It has long been widely accepted that hitting the open road after retirement is a wonderful thing for older people to do, helping them to stay stimulated and engaged with the world around them.
Indeed, psychologists have repeatedly stressed that one of the biggest dangers that men and women face after their working lives are over is a feeling of being lost and unproductive.
It seems obvious then that, rather than facing the temptations of daytime TV or long hours ‘pottering’ in the garden, a life filled with social opportunities, an ever-changing environment, and a million-and-one daily challenges would be infinitely preferable.
Surely that means the endless open road and the grey nomad lifestyle is the only way to go?
Well, maybe not.
Conventional wisdom was challenged a few years ago by the findings of British researchers who claim that spending a lot of time driving actually reduces your intelligence, and that it keeps dropping the longer you drive.
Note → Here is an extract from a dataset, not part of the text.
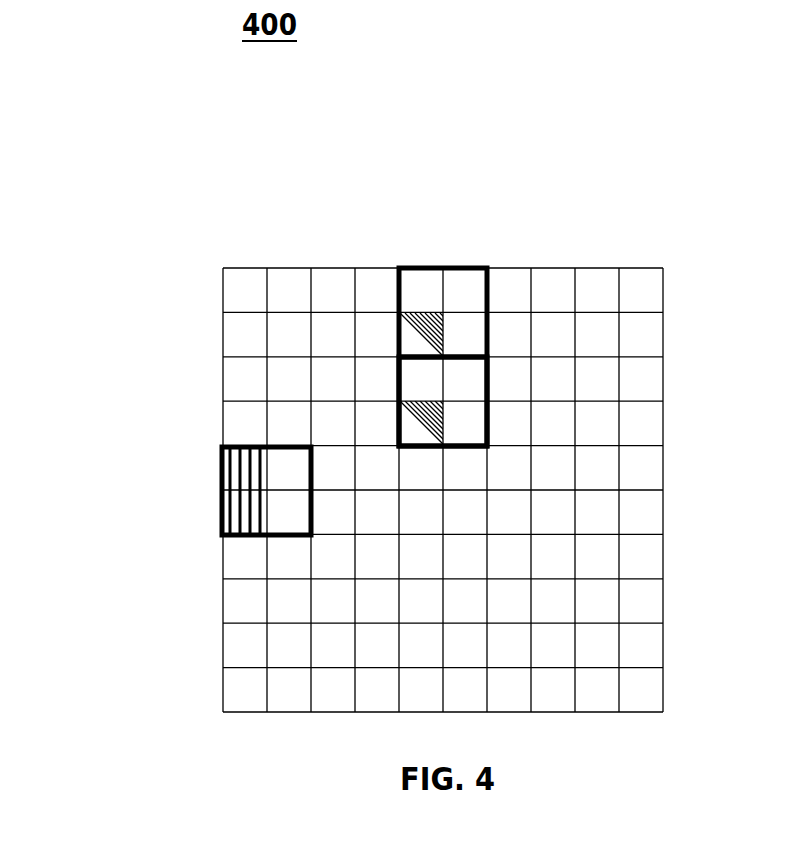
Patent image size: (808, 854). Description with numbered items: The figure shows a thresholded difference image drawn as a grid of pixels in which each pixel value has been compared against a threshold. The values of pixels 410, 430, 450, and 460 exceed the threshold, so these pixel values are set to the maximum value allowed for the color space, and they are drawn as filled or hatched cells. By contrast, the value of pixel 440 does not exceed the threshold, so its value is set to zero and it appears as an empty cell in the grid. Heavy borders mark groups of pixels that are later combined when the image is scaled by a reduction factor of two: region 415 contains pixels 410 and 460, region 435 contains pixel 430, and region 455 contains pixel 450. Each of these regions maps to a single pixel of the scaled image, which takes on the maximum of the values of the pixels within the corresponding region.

The NIHR Leicester Biomedical Research Centre analysed the lifestyles of more than 500,000 Britons aged between 37 and 73 over five years, during which they took intelligence and memory tests.
The 93,000 people who drove more than two to three hours a day typically had lower brainpower at the start of the study, which kept on declining throughout at a faster rate than those who did little or no driving.
“We know that regularly driving for more than two to three hours a day is bad for your heart,” said study leader Kishan Bakrania, a medical epidemiologist at the University of Leicester. “This research suggests it is bad for your brain, too, perhaps because your mind is less active in those hours.”
Interestingly, watching TV was found to be as bad as driving, whereas people who used computers did not have a decline in intelligence tests. This suggests there could be other factors besides inactivity in play. Driving is known to cause stress and fatigue, and previous studies have shown links between these conditions and cognitive decline.
The researchers, who were studying how sedentary behaviour affects brainpower, suggest that people who want to protect their brains against the ravages of ageing should minimise their time on the road and engage in more mentally stimulating activities … such as socialising.
There is then hope for grey nomads, even those who are currently putting in significant time behind the wheel as they drive the Stuart Highway, across the Nullarbor, or elsewhere.
“I don’t accept that driving along seeing amazing scenery, thinking about the history of the place, talking to my wife, and planning the weeks ahead is making me stupid,” said veteran traveller Ollie T. “And, even if it is, I’d rather been a dumb adventurer than a genius sitting behind a computer screen in suburbia.”